Call PDFBox functions using jpype (#10).

lebedov · Jul 29, 2019 · 52ab4fb · 52ab4fb
1 parent 2afe04b
commit 52ab4fb
Show file tree

Hide file tree

Showing 3 changed files with 40 additions and 63 deletions.
diff --git a/pdfbox/__init__.py b/pdfbox/__init__.py
@@ -12,8 +12,9 @@
 import urllib.request
 
 import appdirs
+import jpype
+import jpype.imports
 import pkg_resources
-import sarge
 
 pdfbox_archive_url = 'https://archive.apache.org/dist/pdfbox/'
 import os
@@ -47,9 +48,9 @@ class PDFBox(object):
     pdf_to_images(input_path, password=None,
                   imageType=None, outputPrefix=None,
                   startPage=None, endPage=None,
-                  page=None, dpi=None, color=None, cropbox=None,time=True)

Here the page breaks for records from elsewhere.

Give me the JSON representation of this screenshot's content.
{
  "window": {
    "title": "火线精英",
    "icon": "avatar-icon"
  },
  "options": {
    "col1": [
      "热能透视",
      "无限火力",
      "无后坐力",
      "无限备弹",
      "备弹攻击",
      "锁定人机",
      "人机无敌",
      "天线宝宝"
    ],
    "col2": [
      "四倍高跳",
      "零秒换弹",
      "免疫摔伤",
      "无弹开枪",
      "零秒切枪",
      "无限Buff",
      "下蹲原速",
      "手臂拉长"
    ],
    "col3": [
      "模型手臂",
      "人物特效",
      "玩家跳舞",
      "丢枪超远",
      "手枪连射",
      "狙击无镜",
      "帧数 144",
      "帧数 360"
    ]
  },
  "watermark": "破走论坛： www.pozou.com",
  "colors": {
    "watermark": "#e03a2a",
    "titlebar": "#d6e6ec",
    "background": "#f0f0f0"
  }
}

+                  page=None, dpi=None, color=None, cropbox=None, time=True)
         Extract all pages of PDF file as images.

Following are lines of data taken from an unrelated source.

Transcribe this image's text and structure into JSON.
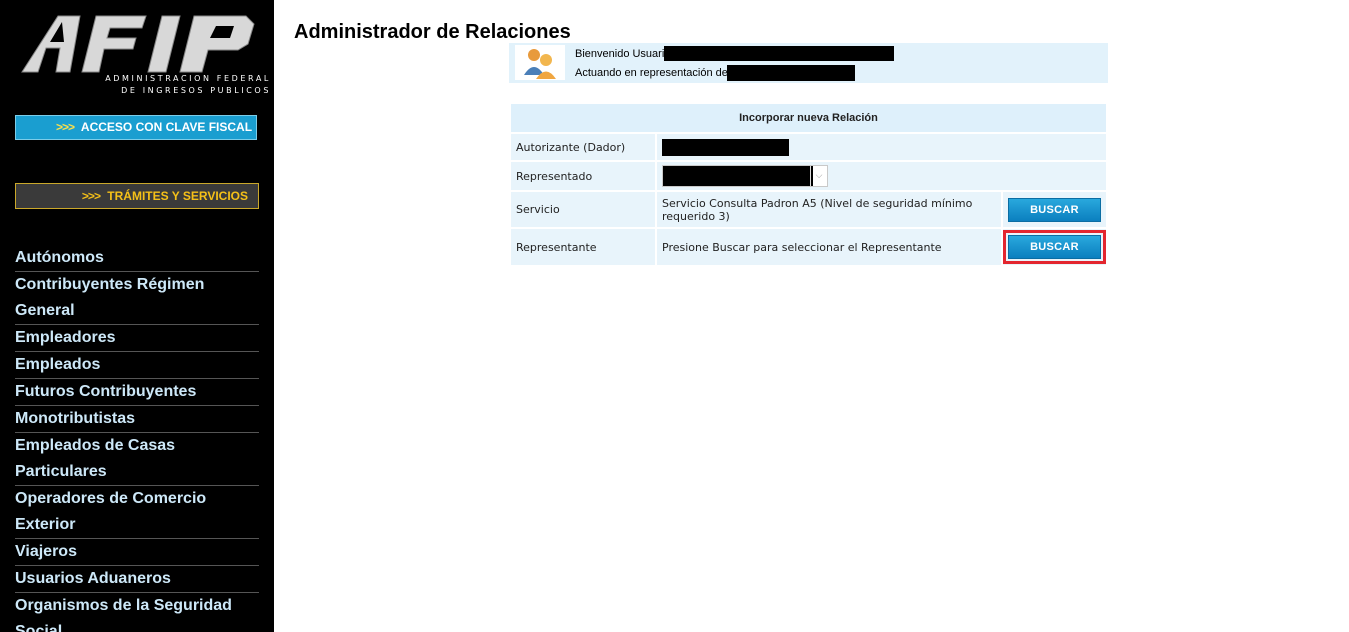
{
  "sidebar": {
    "logo_subtitle_1": "ADMINISTRACION FEDERAL",
    "logo_subtitle_2": "DE INGRESOS PUBLICOS",
    "clave_arrows": ">>>",
    "clave_label": "ACCESO CON CLAVE FISCAL",
    "tramites_arrows": ">>>",
    "tramites_label": "TRÁMITES Y SERVICIOS",
    "items": [
      "Autónomos",
      "Contribuyentes Régimen General",
      "Empleadores",
      "Empleados",
      "Futuros Contribuyentes",
      "Monotributistas",
      "Empleados de Casas Particulares",
      "Operadores de Comercio Exterior",
      "Viajeros",
      "Usuarios Aduaneros",
      "Organismos de la Seguridad Social"
    ]
  },
  "main": {
    "title": "Administrador de Relaciones",
    "welcome": {
      "greeting": "Bienvenido Usuario",
      "acting": "Actuando en representación de"
    },
    "form": {
      "header": "Incorporar nueva Relación",
      "autorizante_label": "Autorizante (Dador)",
      "representado_label": "Representado",
      "servicio_label": "Servicio",
      "servicio_value": "Servicio Consulta Padron A5 (Nivel de seguridad mínimo requerido 3)",
      "representante_label": "Representante",
      "representante_value": "Presione Buscar para seleccionar el Representante",
      "buscar_label": "BUSCAR"
    }
  },
  "colors": {
    "sidebar_bg": "#000000",
    "clave_btn": "#1a9ed0",
    "tramites_text": "#f5c018",
    "nav_text": "#cde8f8",
    "highlight": "#e3262f"
  }
}
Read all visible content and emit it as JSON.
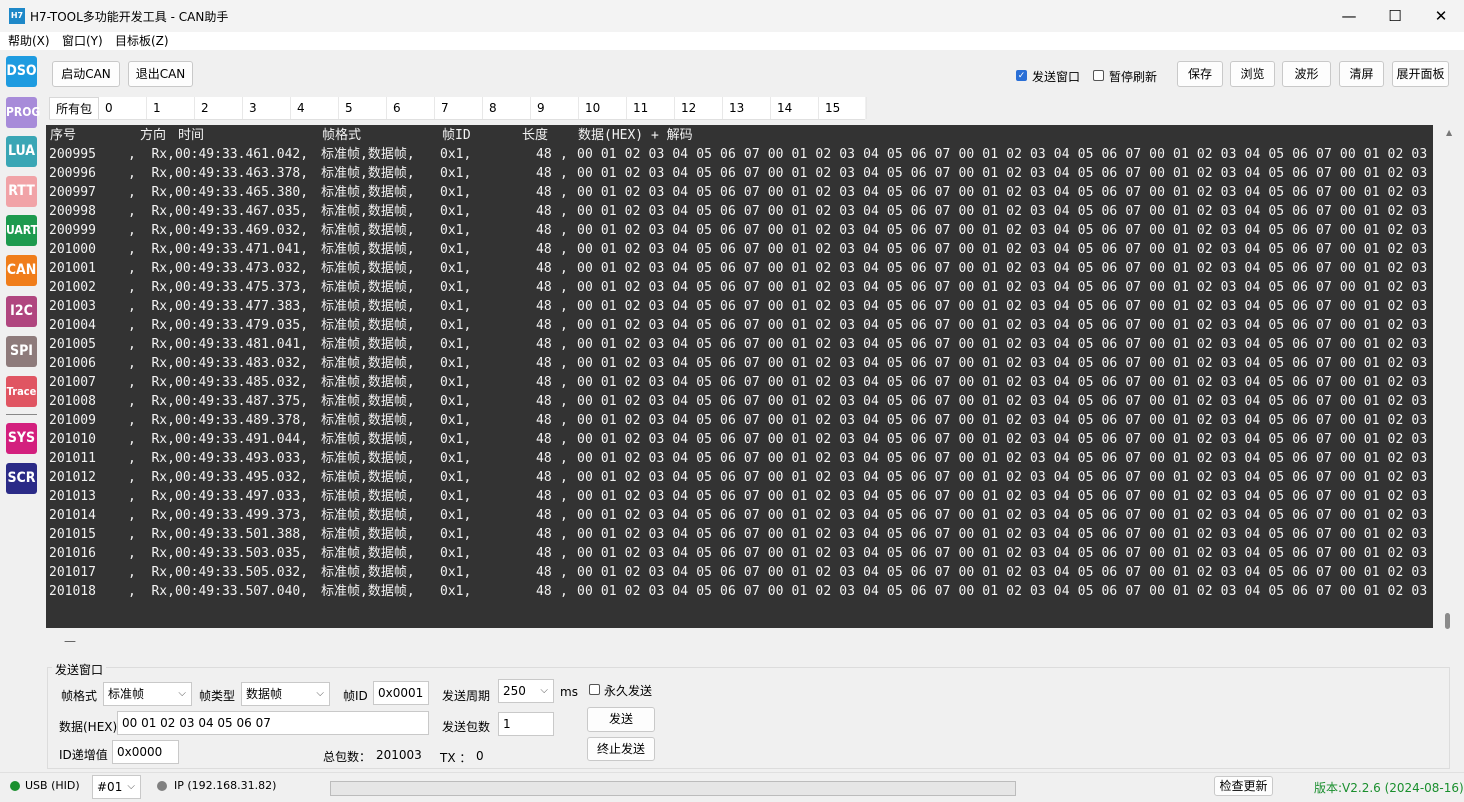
{
  "window": {
    "title": "H7-TOOL多功能开发工具 - CAN助手",
    "icon_text": "H7",
    "minimize": "—",
    "maximize": "☐",
    "close": "✕"
  },
  "menu": [
    "帮助(X)",
    "窗口(Y)",
    "目标板(Z)"
  ],
  "sidebar": [
    {
      "label": "DSO",
      "color": "#1e9be0"
    },
    {
      "label": "PROG",
      "color": "#a78bd9"
    },
    {
      "label": "LUA",
      "color": "#3aa6b5"
    },
    {
      "label": "RTT",
      "color": "#f1a3a7"
    },
    {
      "label": "UART",
      "color": "#1d9a4e"
    },
    {
      "label": "CAN",
      "color": "#f07d1a"
    },
    {
      "label": "I2C",
      "color": "#b0467f"
    },
    {
      "label": "SPI",
      "color": "#8e7b7b"
    },
    {
      "label": "Trace",
      "color": "#e05562"
    },
    {
      "label": "SYS",
      "color": "#d3207e"
    },
    {
      "label": "SCR",
      "color": "#2b2b87"
    }
  ],
  "toolbar": {
    "start_can": "启动CAN",
    "exit_can": "退出CAN",
    "send_window_label": "发送窗口",
    "send_window_checked": true,
    "pause_refresh_label": "暂停刷新",
    "pause_refresh_checked": false,
    "save": "保存",
    "browse": "浏览",
    "wave": "波形",
    "clear": "清屏",
    "expand_panel": "展开面板"
  },
  "tabs": [
    "所有包",
    "0",
    "1",
    "2",
    "3",
    "4",
    "5",
    "6",
    "7",
    "8",
    "9",
    "10",
    "11",
    "12",
    "13",
    "14",
    "15"
  ],
  "console": {
    "header": {
      "seq": "序号",
      "dir": "方向",
      "time": "时间",
      "format": "帧格式",
      "id": "帧ID",
      "len": "长度",
      "data": "数据(HEX) + 解码"
    },
    "rows": [
      {
        "seq": "200995",
        "dir": "Rx,",
        "time": "00:49:33.461.042,",
        "fmt": "标准帧,数据帧,",
        "id": "0x1,",
        "len": "48",
        "sep": ",",
        "hex": "00 01 02 03 04 05 06 07 00 01 02 03 04 05 06 07 00 01 02 03 04 05 06 07 00 01 02 03 04 05 06 07 00 01 02 03"
      },
      {
        "seq": "200996",
        "dir": "Rx,",
        "time": "00:49:33.463.378,",
        "fmt": "标准帧,数据帧,",
        "id": "0x1,",
        "len": "48",
        "sep": ",",
        "hex": "00 01 02 03 04 05 06 07 00 01 02 03 04 05 06 07 00 01 02 03 04 05 06 07 00 01 02 03 04 05 06 07 00 01 02 03"
      },
      {
        "seq": "200997",
        "dir": "Rx,",
        "time": "00:49:33.465.380,",
        "fmt": "标准帧,数据帧,",
        "id": "0x1,",
        "len": "48",
        "sep": ",",
        "hex": "00 01 02 03 04 05 06 07 00 01 02 03 04 05 06 07 00 01 02 03 04 05 06 07 00 01 02 03 04 05 06 07 00 01 02 03"
      },
      {
        "seq": "200998",
        "dir": "Rx,",
        "time": "00:49:33.467.035,",
        "fmt": "标准帧,数据帧,",
        "id": "0x1,",
        "len": "48",
        "sep": ",",
        "hex": "00 01 02 03 04 05 06 07 00 01 02 03 04 05 06 07 00 01 02 03 04 05 06 07 00 01 02 03 04 05 06 07 00 01 02 03"
      },
      {
        "seq": "200999",
        "dir": "Rx,",
        "time": "00:49:33.469.032,",
        "fmt": "标准帧,数据帧,",
        "id": "0x1,",
        "len": "48",
        "sep": ",",
        "hex": "00 01 02 03 04 05 06 07 00 01 02 03 04 05 06 07 00 01 02 03 04 05 06 07 00 01 02 03 04 05 06 07 00 01 02 03"
      },
      {
        "seq": "201000",
        "dir": "Rx,",
        "time": "00:49:33.471.041,",
        "fmt": "标准帧,数据帧,",
        "id": "0x1,",
        "len": "48",
        "sep": ",",
        "hex": "00 01 02 03 04 05 06 07 00 01 02 03 04 05 06 07 00 01 02 03 04 05 06 07 00 01 02 03 04 05 06 07 00 01 02 03"
      },
      {
        "seq": "201001",
        "dir": "Rx,",
        "time": "00:49:33.473.032,",
        "fmt": "标准帧,数据帧,",
        "id": "0x1,",
        "len": "48",
        "sep": ",",
        "hex": "00 01 02 03 04 05 06 07 00 01 02 03 04 05 06 07 00 01 02 03 04 05 06 07 00 01 02 03 04 05 06 07 00 01 02 03"
      },
      {
        "seq": "201002",
        "dir": "Rx,",
        "time": "00:49:33.475.373,",
        "fmt": "标准帧,数据帧,",
        "id": "0x1,",
        "len": "48",
        "sep": ",",
        "hex": "00 01 02 03 04 05 06 07 00 01 02 03 04 05 06 07 00 01 02 03 04 05 06 07 00 01 02 03 04 05 06 07 00 01 02 03"
      },
      {
        "seq": "201003",
        "dir": "Rx,",
        "time": "00:49:33.477.383,",
        "fmt": "标准帧,数据帧,",
        "id": "0x1,",
        "len": "48",
        "sep": ",",
        "hex": "00 01 02 03 04 05 06 07 00 01 02 03 04 05 06 07 00 01 02 03 04 05 06 07 00 01 02 03 04 05 06 07 00 01 02 03"
      },
      {
        "seq": "201004",
        "dir": "Rx,",
        "time": "00:49:33.479.035,",
        "fmt": "标准帧,数据帧,",
        "id": "0x1,",
        "len": "48",
        "sep": ",",
        "hex": "00 01 02 03 04 05 06 07 00 01 02 03 04 05 06 07 00 01 02 03 04 05 06 07 00 01 02 03 04 05 06 07 00 01 02 03"
      },
      {
        "seq": "201005",
        "dir": "Rx,",
        "time": "00:49:33.481.041,",
        "fmt": "标准帧,数据帧,",
        "id": "0x1,",
        "len": "48",
        "sep": ",",
        "hex": "00 01 02 03 04 05 06 07 00 01 02 03 04 05 06 07 00 01 02 03 04 05 06 07 00 01 02 03 04 05 06 07 00 01 02 03"
      },
      {
        "seq": "201006",
        "dir": "Rx,",
        "time": "00:49:33.483.032,",
        "fmt": "标准帧,数据帧,",
        "id": "0x1,",
        "len": "48",
        "sep": ",",
        "hex": "00 01 02 03 04 05 06 07 00 01 02 03 04 05 06 07 00 01 02 03 04 05 06 07 00 01 02 03 04 05 06 07 00 01 02 03"
      },
      {
        "seq": "201007",
        "dir": "Rx,",
        "time": "00:49:33.485.032,",
        "fmt": "标准帧,数据帧,",
        "id": "0x1,",
        "len": "48",
        "sep": ",",
        "hex": "00 01 02 03 04 05 06 07 00 01 02 03 04 05 06 07 00 01 02 03 04 05 06 07 00 01 02 03 04 05 06 07 00 01 02 03"
      },
      {
        "seq": "201008",
        "dir": "Rx,",
        "time": "00:49:33.487.375,",
        "fmt": "标准帧,数据帧,",
        "id": "0x1,",
        "len": "48",
        "sep": ",",
        "hex": "00 01 02 03 04 05 06 07 00 01 02 03 04 05 06 07 00 01 02 03 04 05 06 07 00 01 02 03 04 05 06 07 00 01 02 03"
      },
      {
        "seq": "201009",
        "dir": "Rx,",
        "time": "00:49:33.489.378,",
        "fmt": "标准帧,数据帧,",
        "id": "0x1,",
        "len": "48",
        "sep": ",",
        "hex": "00 01 02 03 04 05 06 07 00 01 02 03 04 05 06 07 00 01 02 03 04 05 06 07 00 01 02 03 04 05 06 07 00 01 02 03"
      },
      {
        "seq": "201010",
        "dir": "Rx,",
        "time": "00:49:33.491.044,",
        "fmt": "标准帧,数据帧,",
        "id": "0x1,",
        "len": "48",
        "sep": ",",
        "hex": "00 01 02 03 04 05 06 07 00 01 02 03 04 05 06 07 00 01 02 03 04 05 06 07 00 01 02 03 04 05 06 07 00 01 02 03"
      },
      {
        "seq": "201011",
        "dir": "Rx,",
        "time": "00:49:33.493.033,",
        "fmt": "标准帧,数据帧,",
        "id": "0x1,",
        "len": "48",
        "sep": ",",
        "hex": "00 01 02 03 04 05 06 07 00 01 02 03 04 05 06 07 00 01 02 03 04 05 06 07 00 01 02 03 04 05 06 07 00 01 02 03"
      },
      {
        "seq": "201012",
        "dir": "Rx,",
        "time": "00:49:33.495.032,",
        "fmt": "标准帧,数据帧,",
        "id": "0x1,",
        "len": "48",
        "sep": ",",
        "hex": "00 01 02 03 04 05 06 07 00 01 02 03 04 05 06 07 00 01 02 03 04 05 06 07 00 01 02 03 04 05 06 07 00 01 02 03"
      },
      {
        "seq": "201013",
        "dir": "Rx,",
        "time": "00:49:33.497.033,",
        "fmt": "标准帧,数据帧,",
        "id": "0x1,",
        "len": "48",
        "sep": ",",
        "hex": "00 01 02 03 04 05 06 07 00 01 02 03 04 05 06 07 00 01 02 03 04 05 06 07 00 01 02 03 04 05 06 07 00 01 02 03"
      },
      {
        "seq": "201014",
        "dir": "Rx,",
        "time": "00:49:33.499.373,",
        "fmt": "标准帧,数据帧,",
        "id": "0x1,",
        "len": "48",
        "sep": ",",
        "hex": "00 01 02 03 04 05 06 07 00 01 02 03 04 05 06 07 00 01 02 03 04 05 06 07 00 01 02 03 04 05 06 07 00 01 02 03"
      },
      {
        "seq": "201015",
        "dir": "Rx,",
        "time": "00:49:33.501.388,",
        "fmt": "标准帧,数据帧,",
        "id": "0x1,",
        "len": "48",
        "sep": ",",
        "hex": "00 01 02 03 04 05 06 07 00 01 02 03 04 05 06 07 00 01 02 03 04 05 06 07 00 01 02 03 04 05 06 07 00 01 02 03"
      },
      {
        "seq": "201016",
        "dir": "Rx,",
        "time": "00:49:33.503.035,",
        "fmt": "标准帧,数据帧,",
        "id": "0x1,",
        "len": "48",
        "sep": ",",
        "hex": "00 01 02 03 04 05 06 07 00 01 02 03 04 05 06 07 00 01 02 03 04 05 06 07 00 01 02 03 04 05 06 07 00 01 02 03"
      },
      {
        "seq": "201017",
        "dir": "Rx,",
        "time": "00:49:33.505.032,",
        "fmt": "标准帧,数据帧,",
        "id": "0x1,",
        "len": "48",
        "sep": ",",
        "hex": "00 01 02 03 04 05 06 07 00 01 02 03 04 05 06 07 00 01 02 03 04 05 06 07 00 01 02 03 04 05 06 07 00 01 02 03"
      },
      {
        "seq": "201018",
        "dir": "Rx,",
        "time": "00:49:33.507.040,",
        "fmt": "标准帧,数据帧,",
        "id": "0x1,",
        "len": "48",
        "sep": ",",
        "hex": "00 01 02 03 04 05 06 07 00 01 02 03 04 05 06 07 00 01 02 03 04 05 06 07 00 01 02 03 04 05 06 07 00 01 02 03"
      }
    ],
    "hscroll_mark": "—"
  },
  "send_panel": {
    "legend": "发送窗口",
    "frame_format_label": "帧格式",
    "frame_format_value": "标准帧",
    "frame_type_label": "帧类型",
    "frame_type_value": "数据帧",
    "frame_id_label": "帧ID",
    "frame_id_value": "0x0001",
    "period_label": "发送周期",
    "period_value": "250",
    "period_unit": "ms",
    "forever_label": "永久发送",
    "data_label": "数据(HEX)",
    "data_value": "00 01 02 03 04 05 06 07",
    "count_label": "发送包数",
    "count_value": "1",
    "send_button": "发送",
    "stop_button": "终止发送",
    "id_inc_label": "ID递增值",
    "id_inc_value": "0x0000",
    "total_label": "总包数：",
    "total_value": "201003",
    "tx_label": "TX ：",
    "tx_value": "0"
  },
  "status": {
    "usb": "USB (HID)",
    "usb_color": "#1a8f2e",
    "port": "#01",
    "ip": "IP (192.168.31.82)",
    "ip_color": "#808080",
    "check_update": "检查更新",
    "version": "版本:V2.2.6 (2024-08-16)",
    "version_color": "#1a8f2e"
  }
}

-    extract_images(self, input_path, password=None, prefix=None,
+    extract_images(input_path, password=None, prefix=None,
                    directJPEG=False)
         Extract all images from a PDF file.
     """
@@ -129,13 +130,14 @@ def f(s):
 
     def __init__(self):
         self.pdfbox_path = self._get_pdfbox_path()
-        self.java_path = shutil.which('java')
-        if not self.java_path:
-            raise RuntimeError('java not found')
+        jpype.addClassPath(self.pdfbox_path)
+        jpype.startJVM(convertStrings=False)
+        import org.apache.pdfbox.tools as tools
+        self.pdfbox_tools = tools
 
     def extract_text(self, input_path, output_path='',
                      password=None, encoding=None, html=False, sort=False,
-                     ignore_beads=False, start_page=1, end_page=None):
+                     ignore_beads=False, start_page=1, end_page=None, console=False):
         """
         Extract all text from PDF file.
 
@@ -144,7 +146,8 @@ def extract_text(self, input_path, output_path='',
         input_path : str
             Input PDF file.
         output_path : str
-            Output text file. If not specified, the extracted text is returned.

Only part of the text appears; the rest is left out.